Ed allora la costruzione del post-covid è un’occasione da non lasciarsi sfuggire, per agire diversamente dal solito, per non piangersi più addosso, per pensare alla scuola, in termini meno nozionistici e di governance e più come generatrice (non unica) di cultura. Perché il motore di ogni trasformazione (di ogni rivoluzione) è la cultura. Non può esserci alcuna ripartenza del Paese e di ogni sperduta sua contrada senza l’ausilio della cultura. Fare, quindi, cultura diventa un impegno di tutti, una scommessa da vincere ad ogni costo, una visione progressista del mondo, un progetto di vita.

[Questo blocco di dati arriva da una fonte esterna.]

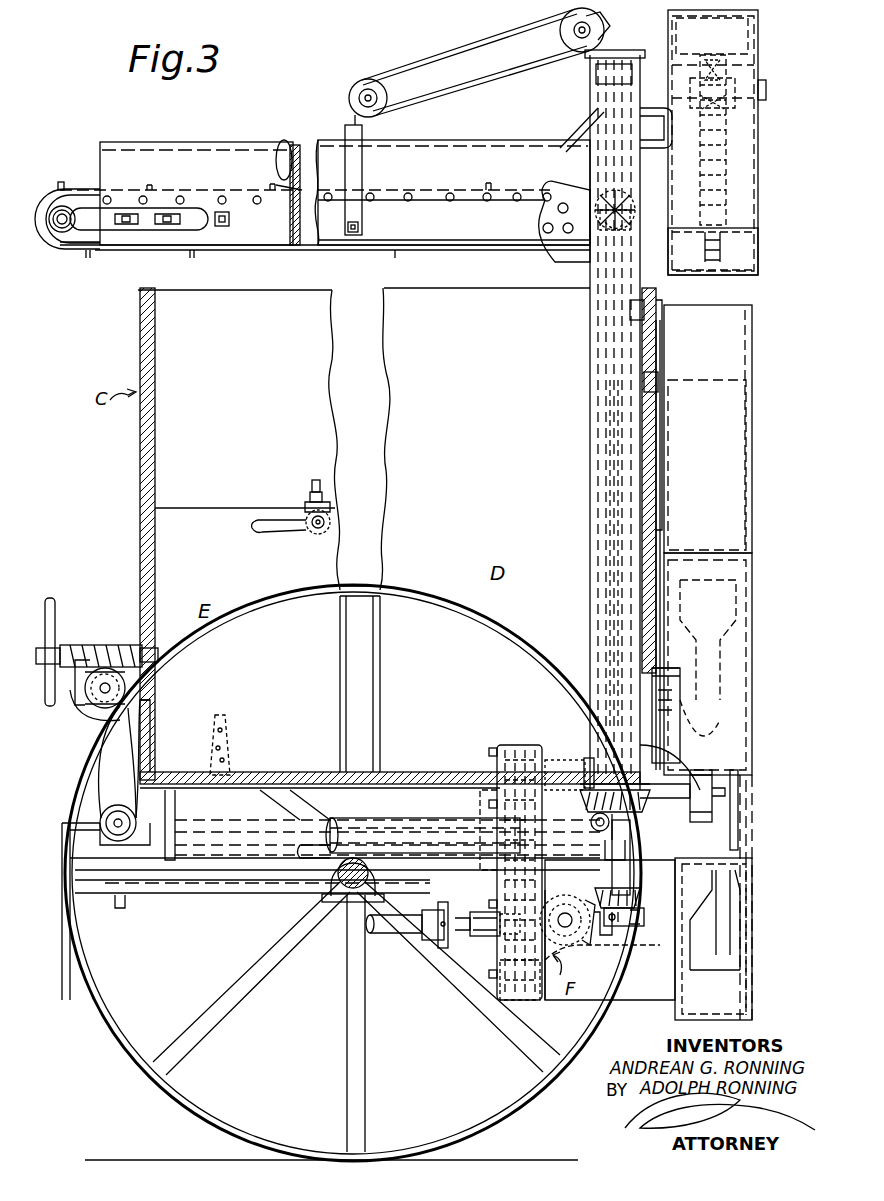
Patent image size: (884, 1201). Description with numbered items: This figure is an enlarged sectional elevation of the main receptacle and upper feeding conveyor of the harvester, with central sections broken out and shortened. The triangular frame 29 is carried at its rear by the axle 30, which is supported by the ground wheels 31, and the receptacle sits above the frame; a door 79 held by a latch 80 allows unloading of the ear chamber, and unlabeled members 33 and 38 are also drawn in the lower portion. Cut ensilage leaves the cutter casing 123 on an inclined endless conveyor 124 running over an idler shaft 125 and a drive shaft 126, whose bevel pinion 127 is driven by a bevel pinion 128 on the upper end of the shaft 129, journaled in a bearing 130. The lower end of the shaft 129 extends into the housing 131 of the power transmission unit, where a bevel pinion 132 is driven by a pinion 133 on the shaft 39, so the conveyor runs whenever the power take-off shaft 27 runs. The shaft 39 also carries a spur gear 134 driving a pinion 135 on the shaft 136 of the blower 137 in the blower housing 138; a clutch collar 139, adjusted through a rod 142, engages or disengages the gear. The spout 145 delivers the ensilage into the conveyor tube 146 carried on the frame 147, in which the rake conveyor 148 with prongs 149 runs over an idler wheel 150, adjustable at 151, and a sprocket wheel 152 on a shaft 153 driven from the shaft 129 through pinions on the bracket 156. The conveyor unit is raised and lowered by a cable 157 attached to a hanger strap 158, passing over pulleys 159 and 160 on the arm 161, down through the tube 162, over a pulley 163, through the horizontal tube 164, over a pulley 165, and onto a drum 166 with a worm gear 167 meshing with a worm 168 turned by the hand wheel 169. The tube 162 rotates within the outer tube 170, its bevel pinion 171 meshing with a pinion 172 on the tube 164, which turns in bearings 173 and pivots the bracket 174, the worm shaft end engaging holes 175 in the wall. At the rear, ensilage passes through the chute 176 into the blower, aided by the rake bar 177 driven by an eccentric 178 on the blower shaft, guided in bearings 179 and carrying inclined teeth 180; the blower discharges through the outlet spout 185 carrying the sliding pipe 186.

The power take-off shaft 27 is at (387, 932).
The triangular frame 29 is at (205, 895).
The axle or shaft 30 is at (350, 895).
The ground wheels 31 is at (185, 1090).
The bottom plate 33 is at (418, 778).
The coupling 38 is at (442, 946).
The shaft 39 is at (475, 936).
The door 79 is at (326, 538).
The latch 80 is at (325, 512).
The casing 123 is at (748, 192).
The endless conveyor 124 is at (725, 245).
The idler shaft 125 is at (565, 155).
The drive shaft 126 is at (766, 92).
The bevel pinion 127 is at (630, 68).
The bevel pinion 128 is at (572, 138).
The shaft 129 is at (618, 868).
The bearing 130 is at (656, 146).
The housing 131 is at (528, 1003).
The bevel pinion 132 is at (640, 895).
The bevel pinion 133 is at (600, 945).
The spur gear 134 is at (520, 985).
The pinion 135 is at (528, 748).
The blower shaft 136 is at (714, 800).
The blower or fan 137 is at (722, 955).
The blower housing 138 is at (752, 835).
The clutch collar 139 is at (640, 918).
The rod 142 is at (380, 830).
The apron or spout 145 is at (660, 78).
The conveyor tube 146 is at (460, 150).
The board or frame 147 is at (378, 215).
The rake acting conveyor 148 is at (300, 150).
The prongs 149 is at (61, 182).
The idler wheel 150 is at (68, 235).
The adjustment 151 is at (210, 228).
The sprocket wheel 152 is at (632, 220).
The shaft 153 is at (628, 232).
The bracket 156 is at (565, 257).
The cable 157 is at (462, 42).
The hanger strap 158 is at (355, 160).
The pulley 159 is at (375, 80).
The pulley 160 is at (600, 22).
The arm 161 is at (472, 78).
The tube 162 is at (592, 315).
The pulley 163 is at (612, 826).
The horizontal tube 164 is at (228, 830).
The pulley 165 is at (116, 838).
The drum 166 is at (118, 690).
The worm gear 167 is at (130, 660).
The worm 168 is at (105, 645).
The hand wheel 169 is at (56, 618).
The outer tube 170 is at (600, 400).
The bevel pinion 171 is at (596, 758).
The bevel pinion 172 is at (562, 775).
The bearings 173 is at (172, 812).
The bracket 174 is at (150, 760).
The holes 175 is at (155, 628).
The chute 176 is at (665, 700).
The rake bar 177 is at (642, 520).
The eccentric 178 is at (712, 782).
The bearings 179 is at (650, 382).
The teeth 180 is at (630, 525).
The outlet spout 185 is at (735, 565).
The pipe or cylinder 186 is at (735, 460).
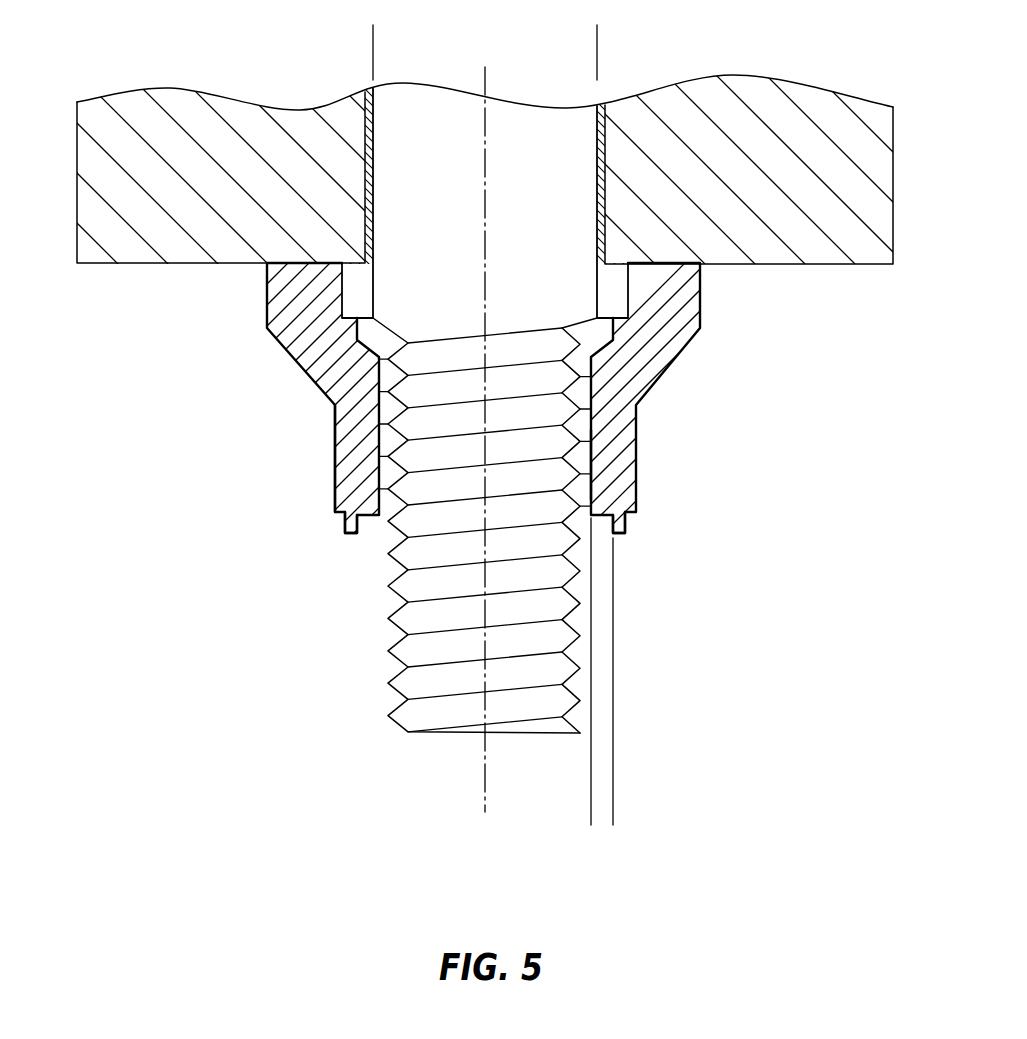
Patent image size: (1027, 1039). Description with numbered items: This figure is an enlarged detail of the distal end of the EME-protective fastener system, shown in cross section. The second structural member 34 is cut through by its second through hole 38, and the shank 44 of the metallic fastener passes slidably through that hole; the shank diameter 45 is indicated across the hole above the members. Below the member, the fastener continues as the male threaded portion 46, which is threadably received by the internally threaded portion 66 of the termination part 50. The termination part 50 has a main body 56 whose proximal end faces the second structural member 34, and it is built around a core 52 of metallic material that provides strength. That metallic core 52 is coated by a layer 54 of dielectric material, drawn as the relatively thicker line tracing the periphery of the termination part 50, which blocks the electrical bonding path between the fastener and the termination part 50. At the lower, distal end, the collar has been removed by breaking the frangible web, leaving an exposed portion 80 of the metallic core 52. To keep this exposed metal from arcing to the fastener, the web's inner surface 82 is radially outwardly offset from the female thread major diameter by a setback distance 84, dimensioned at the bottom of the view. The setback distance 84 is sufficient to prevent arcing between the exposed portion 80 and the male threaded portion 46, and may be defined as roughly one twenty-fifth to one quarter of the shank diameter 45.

The second structural member 34 is at (842, 190).
The second through hole 38 is at (363, 148).
The shank 44 is at (393, 224).
The shank diameter 45 is at (374, 52).
The male threaded portion 46 is at (388, 652).
The termination part 50 is at (652, 414).
The core 52 is at (353, 450).
The layer of dielectric material 54 is at (637, 443).
The main body 56 is at (327, 413).
The internally threaded portion 66 is at (583, 455).
The exposed portion 80 is at (614, 535).
The inner surface 82 is at (367, 521).
The setback distance 84 is at (558, 798).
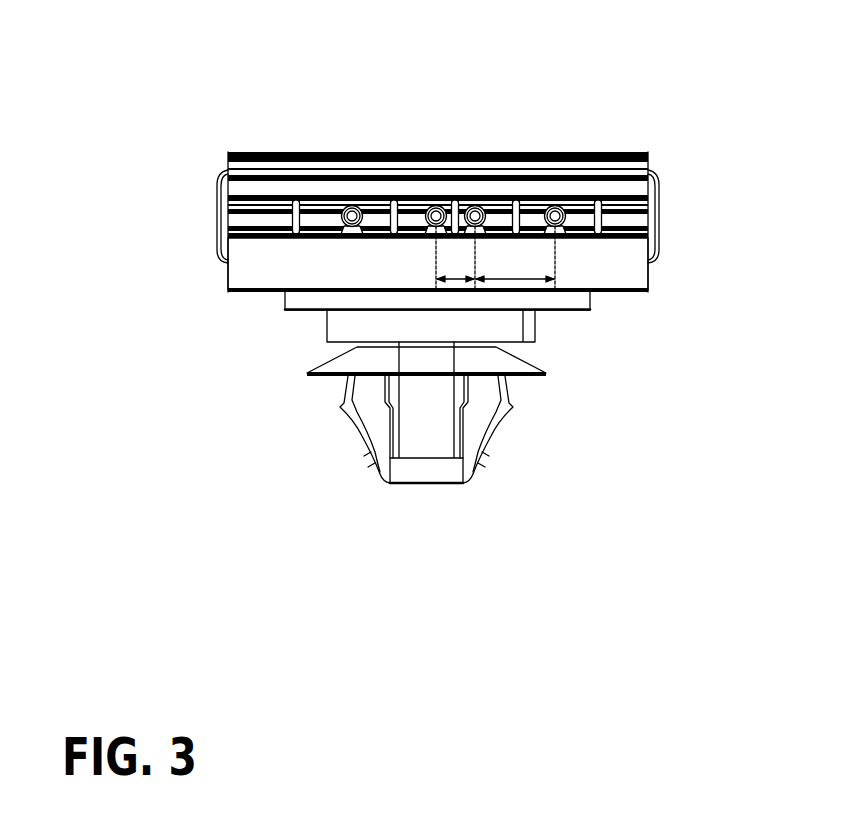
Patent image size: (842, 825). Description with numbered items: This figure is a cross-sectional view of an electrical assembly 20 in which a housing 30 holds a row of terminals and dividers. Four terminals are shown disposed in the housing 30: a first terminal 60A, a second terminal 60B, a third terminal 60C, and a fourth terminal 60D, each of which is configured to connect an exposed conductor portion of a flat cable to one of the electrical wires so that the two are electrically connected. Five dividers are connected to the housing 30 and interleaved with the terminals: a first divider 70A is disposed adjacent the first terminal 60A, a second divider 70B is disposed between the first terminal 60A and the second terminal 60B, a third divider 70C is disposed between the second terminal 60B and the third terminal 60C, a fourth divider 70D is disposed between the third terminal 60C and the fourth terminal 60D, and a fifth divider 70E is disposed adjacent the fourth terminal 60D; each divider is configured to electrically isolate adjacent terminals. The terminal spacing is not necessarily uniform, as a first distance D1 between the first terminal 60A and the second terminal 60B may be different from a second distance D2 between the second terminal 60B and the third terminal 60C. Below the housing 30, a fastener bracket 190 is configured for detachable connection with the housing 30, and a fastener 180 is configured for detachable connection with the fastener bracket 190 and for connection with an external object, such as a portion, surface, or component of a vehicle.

The electrical assembly 20 is at (128, 120).
The housing 30 is at (632, 152).
The first terminal 60A is at (558, 207).
The second terminal 60B is at (480, 207).
The third terminal 60C is at (436, 206).
The fourth terminal 60D is at (348, 207).
The first divider 70A is at (598, 200).
The second divider 70B is at (516, 200).
The third divider 70C is at (455, 200).
The fourth divider 70D is at (394, 200).
The fifth divider 70E is at (296, 200).
The fastener 180 is at (348, 417).
The fastener bracket 190 is at (286, 300).
The first distance D1 is at (503, 283).
The second distance D2 is at (455, 283).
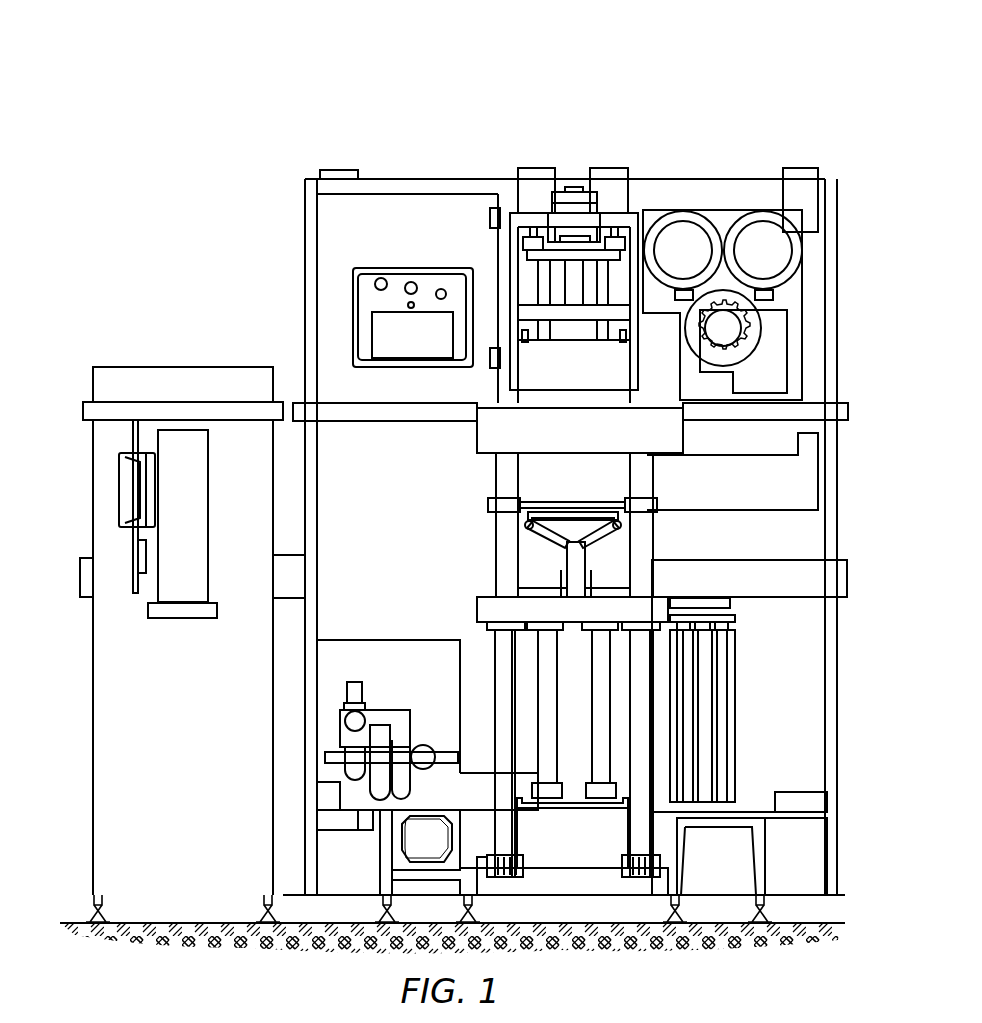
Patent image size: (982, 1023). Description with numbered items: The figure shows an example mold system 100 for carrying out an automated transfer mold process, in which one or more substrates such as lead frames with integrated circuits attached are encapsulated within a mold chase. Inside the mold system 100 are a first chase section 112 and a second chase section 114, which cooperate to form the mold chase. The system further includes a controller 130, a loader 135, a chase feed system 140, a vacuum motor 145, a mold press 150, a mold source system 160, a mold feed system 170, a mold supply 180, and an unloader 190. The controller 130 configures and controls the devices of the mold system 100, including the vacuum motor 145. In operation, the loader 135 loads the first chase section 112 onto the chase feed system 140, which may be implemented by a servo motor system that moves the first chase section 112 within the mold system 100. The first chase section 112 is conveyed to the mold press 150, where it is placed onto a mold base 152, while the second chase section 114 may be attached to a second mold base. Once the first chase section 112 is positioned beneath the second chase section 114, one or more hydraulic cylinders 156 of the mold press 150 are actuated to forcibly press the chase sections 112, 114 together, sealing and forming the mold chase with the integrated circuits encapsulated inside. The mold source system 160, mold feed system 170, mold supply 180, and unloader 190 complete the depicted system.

The mold system 100 is at (223, 61).
The first chase section 112 is at (540, 485).
The second chase section 114 is at (553, 377).
The controller 130 is at (412, 212).
The loader 135 is at (173, 620).
The chase feed system 140 is at (113, 468).
The vacuum motor 145 is at (332, 727).
The mold press 150 is at (567, 752).
The mold base 152 is at (577, 518).
The hydraulic cylinders 156 is at (572, 577).
The mold source system 160 is at (528, 310).
The mold feed system 170 is at (722, 280).
The mold supply 180 is at (785, 250).
The unloader 190 is at (800, 483).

I dati Eurostat pre-covid (2018) non inducono certo all’ottimismo. In Italia la dispersione scolastica si attesta sul 14,5% degli alunni in età di obbligo; il dato è, in realtà, il risultato di una forbice tra l’11% del Nord ed il 18% del Sud. Numeri che posizionano l’Italia al 4° posto di una classifica, tra i paesi europei, tutta al negativo. Forse perché, secondo l’OCSE, l’Italia spende solo il 3,6% (a fronte della spesa media degli altri Paesi ferma sul 4,5%) del suo Pil per l’istruzione dalla scuola primaria a quella universitaria; forse perché, aggiunge Eurostat, in termini di percentuale sul totale della spesa pubblica l’Italia impegna solo il 7,9% per l’istruzione mentre gli altri Paesi arrivano al 10,2% (media UE). A ciò si aggiunga, poi, che, tra i Paesi OCSE, l’Italia è al 1° posto per quota di giovani tra i 15 ed i 24 anni, che non hanno né arte né parte (quelli tra i 24 ed i 28 anni sono il doppio degli altri paesi, sfiorano addirittura il 28,4% della popolazione), cioè non studiano, non lavorano, non seguono corsi di formazione; sono i cosiddetti Neet (not in education, employment or training), non fanno niente dalla mattina alla sera, vegetano, infoltiscono la schiera degli “sdraiati” di Michele Serra.
Non si può, quindi, continuare a vivere così; bisogna impegnarsi a immaginare un nuovo inizio per gli apprendimenti formali (istituzionali) fortemente supportati da quelli non formali (dei gruppi, delle associazioni di categoria, degli istituti di cultura). Perché il ricorso alla didattica da remoto è un palliativo (anche mal riuscito), che non risolve lo stato di crisi in cui versa la didattica. Per insegnare è necessario essere padroni del sapere disciplinare ma bisogna anche saperlo trasmettere quel sapere! E, soprattutto, bisogna che chi insegna possa e sappia cogliere lo stato d’animo di chi apprende, possa guardare negli occhi il suo interlocutore, mettersi nei suoi panni (empatia) e poter così creare una relazione proficua tra chi intenzionalmente ha deciso di imparare e chi intenzionalmente ha scelto di insegnare.
Ed allora bisogna dare una mano al fare cultura, in tutti i modi. Che non è pensare ad un aiuto dato in modo assistenziale alla scuola in emergenza; è, invece, un ricorrere a nuove forme di sussidio, di supporto all’insegnamento tradizionale; è uno sperimentare ulteriori percorsi di conoscenza, di insegnamento non formale a beneficio degli studenti dell’era post-covid.
Bisogna –per fare ciò- che gli intellettuali, gli studiosi, i responsabili scientifici disseminati nelle varie istituzioni e sul territorio, i politici, i sindacalisti, i pensionati in buona salute diano il loro contributo. Bisogna che gli archivi, le biblioteche, i conventi, le chiese, le sedi di partito, i cinema, i teatri mettano a disposizione le loro sedi insieme ai preziosi ed immensi patrimoni di cui sono custodi e portatori. Per farla più breve, bisogna che ci sia una chiamata alle armi di tutte le istituzioni culturali, per stimolare nuove e diverse forme di saperi, acquisite attraverso lo studio, la ricerca, il sacrificio ma anche attraverso le testimonianze, le emozioni ed il piacere di apprendere dal vivo.